Makanan belum habis tapi sudah aku pindahkan piringnya ke tempat penyucian. Aku pelan-pelan ambil minum. Bapakku masih terus-menerus membahas kalimat demi kalimat tentang pernikahan, kesetiaan, dan kepahaman agama. Aku hiraukan semua suara bapak. Saat melihat ke samping, mataku melihat wajah ibu memberikan kode isyarat tanpa suara. Kode itu bermaksud agar aku meninggalkan arena perang suara. Aku menyetujui kode itu. Setelah aku habiskan segelas air putih , langsung ambil kunci motor dan pergi tanpa pamit. Pusing kepalaku harus bertarung hujah dengan perbedaan refrensi ilmu. Itu ibarat kera sakti beradu dengan biksu tong sam chong. Semua ilmu kesaktian yang dipelajari kera sakti akan konyol berhadapan dengan biksu yang ilmunya cukup doa-doa kebaktian.
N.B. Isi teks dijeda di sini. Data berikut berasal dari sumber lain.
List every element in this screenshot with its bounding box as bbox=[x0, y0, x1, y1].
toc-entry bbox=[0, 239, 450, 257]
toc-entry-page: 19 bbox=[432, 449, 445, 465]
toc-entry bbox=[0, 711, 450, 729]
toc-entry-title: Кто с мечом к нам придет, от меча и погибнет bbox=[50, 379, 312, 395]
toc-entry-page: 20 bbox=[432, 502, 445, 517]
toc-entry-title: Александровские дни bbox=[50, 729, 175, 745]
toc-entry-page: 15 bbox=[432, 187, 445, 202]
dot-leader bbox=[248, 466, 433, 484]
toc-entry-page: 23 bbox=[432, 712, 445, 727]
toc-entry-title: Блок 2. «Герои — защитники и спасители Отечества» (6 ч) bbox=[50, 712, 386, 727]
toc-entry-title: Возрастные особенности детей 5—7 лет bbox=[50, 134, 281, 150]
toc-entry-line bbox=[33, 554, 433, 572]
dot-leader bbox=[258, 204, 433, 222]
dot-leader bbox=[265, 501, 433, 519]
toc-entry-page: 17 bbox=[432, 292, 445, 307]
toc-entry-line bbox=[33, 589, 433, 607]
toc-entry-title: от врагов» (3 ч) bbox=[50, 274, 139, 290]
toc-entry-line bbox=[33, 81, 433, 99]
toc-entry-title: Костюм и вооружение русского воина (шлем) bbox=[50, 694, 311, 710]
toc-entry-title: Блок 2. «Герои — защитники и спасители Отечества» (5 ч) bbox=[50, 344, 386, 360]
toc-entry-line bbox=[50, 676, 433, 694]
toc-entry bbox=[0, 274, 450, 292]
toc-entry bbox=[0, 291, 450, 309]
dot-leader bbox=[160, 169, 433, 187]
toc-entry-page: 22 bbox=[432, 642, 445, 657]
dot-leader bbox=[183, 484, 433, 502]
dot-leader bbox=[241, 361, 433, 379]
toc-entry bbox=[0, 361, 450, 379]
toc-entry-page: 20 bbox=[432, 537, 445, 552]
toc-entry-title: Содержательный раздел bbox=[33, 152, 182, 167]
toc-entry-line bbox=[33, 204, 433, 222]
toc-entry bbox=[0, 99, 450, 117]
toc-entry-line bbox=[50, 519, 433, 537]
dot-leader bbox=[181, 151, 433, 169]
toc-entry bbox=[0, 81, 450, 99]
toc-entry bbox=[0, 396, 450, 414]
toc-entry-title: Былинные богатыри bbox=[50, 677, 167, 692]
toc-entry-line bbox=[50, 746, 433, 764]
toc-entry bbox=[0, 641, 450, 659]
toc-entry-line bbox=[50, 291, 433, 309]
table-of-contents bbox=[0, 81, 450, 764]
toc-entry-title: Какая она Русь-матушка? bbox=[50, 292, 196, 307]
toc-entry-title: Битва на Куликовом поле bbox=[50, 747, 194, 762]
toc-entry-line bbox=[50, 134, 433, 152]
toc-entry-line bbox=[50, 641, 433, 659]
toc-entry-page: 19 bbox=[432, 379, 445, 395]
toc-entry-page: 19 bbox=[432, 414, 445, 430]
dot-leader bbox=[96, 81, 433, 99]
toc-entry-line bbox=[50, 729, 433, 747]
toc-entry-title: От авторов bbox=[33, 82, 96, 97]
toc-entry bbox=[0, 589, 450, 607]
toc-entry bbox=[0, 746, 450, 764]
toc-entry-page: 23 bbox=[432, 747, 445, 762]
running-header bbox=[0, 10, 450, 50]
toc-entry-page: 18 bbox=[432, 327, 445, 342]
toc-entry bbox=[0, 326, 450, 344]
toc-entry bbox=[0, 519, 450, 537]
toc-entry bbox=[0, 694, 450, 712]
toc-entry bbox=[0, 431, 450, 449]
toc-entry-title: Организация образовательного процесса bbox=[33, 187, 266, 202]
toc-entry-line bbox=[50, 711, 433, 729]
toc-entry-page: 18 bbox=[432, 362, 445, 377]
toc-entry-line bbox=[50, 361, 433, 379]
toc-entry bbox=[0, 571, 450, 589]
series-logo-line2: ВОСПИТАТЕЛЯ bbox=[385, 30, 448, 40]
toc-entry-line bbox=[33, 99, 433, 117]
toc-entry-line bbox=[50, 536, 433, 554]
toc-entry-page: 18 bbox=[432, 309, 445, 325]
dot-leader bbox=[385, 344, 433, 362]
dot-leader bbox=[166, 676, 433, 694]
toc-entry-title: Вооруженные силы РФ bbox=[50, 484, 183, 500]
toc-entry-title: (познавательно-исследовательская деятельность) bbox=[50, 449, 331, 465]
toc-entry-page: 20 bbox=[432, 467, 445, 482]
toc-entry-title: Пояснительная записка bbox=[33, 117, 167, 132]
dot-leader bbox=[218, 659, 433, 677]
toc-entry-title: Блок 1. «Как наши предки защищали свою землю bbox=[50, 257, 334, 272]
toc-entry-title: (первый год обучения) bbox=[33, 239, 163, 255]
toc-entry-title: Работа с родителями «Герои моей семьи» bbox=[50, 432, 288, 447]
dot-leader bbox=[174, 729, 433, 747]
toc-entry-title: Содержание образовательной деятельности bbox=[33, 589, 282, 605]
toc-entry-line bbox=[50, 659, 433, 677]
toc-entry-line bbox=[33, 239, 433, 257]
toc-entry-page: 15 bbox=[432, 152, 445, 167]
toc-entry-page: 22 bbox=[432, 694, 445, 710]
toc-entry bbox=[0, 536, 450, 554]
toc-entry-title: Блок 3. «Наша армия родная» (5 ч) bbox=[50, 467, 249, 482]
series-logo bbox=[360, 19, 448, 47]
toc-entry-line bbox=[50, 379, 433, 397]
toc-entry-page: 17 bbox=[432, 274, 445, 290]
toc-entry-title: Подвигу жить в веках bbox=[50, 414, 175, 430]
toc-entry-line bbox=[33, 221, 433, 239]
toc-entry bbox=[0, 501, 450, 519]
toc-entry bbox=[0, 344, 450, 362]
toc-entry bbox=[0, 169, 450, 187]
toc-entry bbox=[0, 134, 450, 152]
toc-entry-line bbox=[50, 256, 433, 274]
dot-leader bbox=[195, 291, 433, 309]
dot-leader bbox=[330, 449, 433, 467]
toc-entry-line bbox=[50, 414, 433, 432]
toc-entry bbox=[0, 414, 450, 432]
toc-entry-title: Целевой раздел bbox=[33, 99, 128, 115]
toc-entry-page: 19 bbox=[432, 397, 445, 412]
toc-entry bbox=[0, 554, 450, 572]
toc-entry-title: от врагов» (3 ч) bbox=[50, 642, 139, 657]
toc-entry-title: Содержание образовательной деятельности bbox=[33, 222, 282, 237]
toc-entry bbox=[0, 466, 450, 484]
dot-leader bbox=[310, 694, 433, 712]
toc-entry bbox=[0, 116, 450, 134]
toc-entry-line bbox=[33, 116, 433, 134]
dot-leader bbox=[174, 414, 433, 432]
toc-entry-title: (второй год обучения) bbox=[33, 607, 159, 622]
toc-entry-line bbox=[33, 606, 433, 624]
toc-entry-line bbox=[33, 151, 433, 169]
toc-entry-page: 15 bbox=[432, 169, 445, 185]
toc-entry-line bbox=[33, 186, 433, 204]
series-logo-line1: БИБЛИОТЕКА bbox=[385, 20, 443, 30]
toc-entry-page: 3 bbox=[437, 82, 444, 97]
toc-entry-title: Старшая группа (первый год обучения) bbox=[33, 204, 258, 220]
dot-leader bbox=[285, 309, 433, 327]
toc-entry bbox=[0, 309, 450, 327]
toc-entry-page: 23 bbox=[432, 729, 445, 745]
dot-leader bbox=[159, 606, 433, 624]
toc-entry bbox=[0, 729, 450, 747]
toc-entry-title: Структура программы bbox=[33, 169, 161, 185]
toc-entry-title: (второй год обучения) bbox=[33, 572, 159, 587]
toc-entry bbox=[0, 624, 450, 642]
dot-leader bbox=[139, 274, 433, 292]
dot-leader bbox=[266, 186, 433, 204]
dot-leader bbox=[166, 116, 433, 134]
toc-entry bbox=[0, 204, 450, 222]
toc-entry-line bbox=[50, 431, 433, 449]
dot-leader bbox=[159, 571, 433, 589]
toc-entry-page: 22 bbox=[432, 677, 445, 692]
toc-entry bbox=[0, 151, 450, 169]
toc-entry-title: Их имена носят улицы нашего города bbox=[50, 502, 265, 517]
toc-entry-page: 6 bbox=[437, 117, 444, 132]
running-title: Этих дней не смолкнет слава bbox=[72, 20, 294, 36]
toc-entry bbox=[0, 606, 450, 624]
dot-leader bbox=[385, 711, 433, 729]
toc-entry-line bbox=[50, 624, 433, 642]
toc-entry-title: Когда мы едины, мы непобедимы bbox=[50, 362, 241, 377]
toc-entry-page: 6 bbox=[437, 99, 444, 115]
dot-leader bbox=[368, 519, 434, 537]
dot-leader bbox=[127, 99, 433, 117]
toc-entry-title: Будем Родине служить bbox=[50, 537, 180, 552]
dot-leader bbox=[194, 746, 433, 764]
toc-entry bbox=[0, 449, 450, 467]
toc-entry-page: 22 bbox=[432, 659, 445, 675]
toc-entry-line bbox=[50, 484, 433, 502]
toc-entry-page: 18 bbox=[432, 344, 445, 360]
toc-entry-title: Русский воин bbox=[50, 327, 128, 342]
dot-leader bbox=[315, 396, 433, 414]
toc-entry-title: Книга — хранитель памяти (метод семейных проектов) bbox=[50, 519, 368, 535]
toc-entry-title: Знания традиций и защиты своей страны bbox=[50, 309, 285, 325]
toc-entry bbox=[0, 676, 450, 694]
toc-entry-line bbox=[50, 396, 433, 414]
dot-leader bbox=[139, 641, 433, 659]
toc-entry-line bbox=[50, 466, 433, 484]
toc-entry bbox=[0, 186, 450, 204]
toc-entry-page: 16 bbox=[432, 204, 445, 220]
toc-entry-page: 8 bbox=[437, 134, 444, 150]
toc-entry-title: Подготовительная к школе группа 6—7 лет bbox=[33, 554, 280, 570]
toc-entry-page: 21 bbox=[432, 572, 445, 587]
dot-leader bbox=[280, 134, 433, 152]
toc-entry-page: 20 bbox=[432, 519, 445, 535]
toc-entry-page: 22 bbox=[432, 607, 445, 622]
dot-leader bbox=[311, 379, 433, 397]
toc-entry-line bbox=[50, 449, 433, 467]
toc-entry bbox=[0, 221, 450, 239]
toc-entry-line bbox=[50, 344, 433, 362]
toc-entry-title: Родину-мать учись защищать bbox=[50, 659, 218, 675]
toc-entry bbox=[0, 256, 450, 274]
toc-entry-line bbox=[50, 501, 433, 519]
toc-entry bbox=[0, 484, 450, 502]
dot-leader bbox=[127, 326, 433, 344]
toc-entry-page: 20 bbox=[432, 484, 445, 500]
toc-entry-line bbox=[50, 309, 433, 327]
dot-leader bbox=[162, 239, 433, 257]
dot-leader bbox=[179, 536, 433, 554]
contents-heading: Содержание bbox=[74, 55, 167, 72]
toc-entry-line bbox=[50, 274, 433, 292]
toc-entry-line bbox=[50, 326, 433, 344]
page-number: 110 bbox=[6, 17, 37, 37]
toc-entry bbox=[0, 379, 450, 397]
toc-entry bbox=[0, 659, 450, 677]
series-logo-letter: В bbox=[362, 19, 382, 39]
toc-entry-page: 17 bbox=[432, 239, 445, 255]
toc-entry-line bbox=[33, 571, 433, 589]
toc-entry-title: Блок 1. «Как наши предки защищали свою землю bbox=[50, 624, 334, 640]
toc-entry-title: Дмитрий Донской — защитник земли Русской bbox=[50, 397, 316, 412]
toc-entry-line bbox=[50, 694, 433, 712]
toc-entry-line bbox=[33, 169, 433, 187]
Bukan masalah menang atau kalahnya siapa. Namun tidak adanya kecocokan satu sama lain.

***


Motor ku parkirkan di area depan pintu warnet Kosasih, yaitu markas andalanku untuk mencari inspirasi sekaligus menenangkan pikiran. Aku langsung masuk ke bilik com 42 ,persiapan menaruh barang ,cemilan, dan minuman dingin yang kubeli dari minimarket. Sebelum pesan "paket main" aku duduk sebentar memeriksa pesan chat dan sesekali membalas komentar social media di smartphone. Beberapa menit kemudian keluar seseorang dari kamar mandi. Dia adalah OP shift pagi. Seorang gadis manis dengan tinggi 170 cm. Tugas awalnya adalah mencuci semua piring dan gelas kotor yang tergeletak di sudut-sudut komputer. Walau jariku sibuk menekan-nekan smartphone, masih sempat mataku beradu tatapan dengan mata gadis manis ini. Kami sama-sama berpura-pura mengacuhkan satu momen itu. Hanya saja dadaku sudah terasa ngilu. Bagiku momen sepersekian detik beradu mata dengan dirinya seolah siksaan untuk beberapa jam. Pasti kedepannya akan menjadi buah pikiran liar di otakku. 


Sekarang gadis manis tersebut berjalan menuju meja kasir. Hatiku mulai tenang sekaligus menghayal. Ingin rasanya menggendong tubuh gadis itu menuju kamar pribadi lalu aku cium keningnya sembari berbisik di telinganya : Nikah yuk ?!'.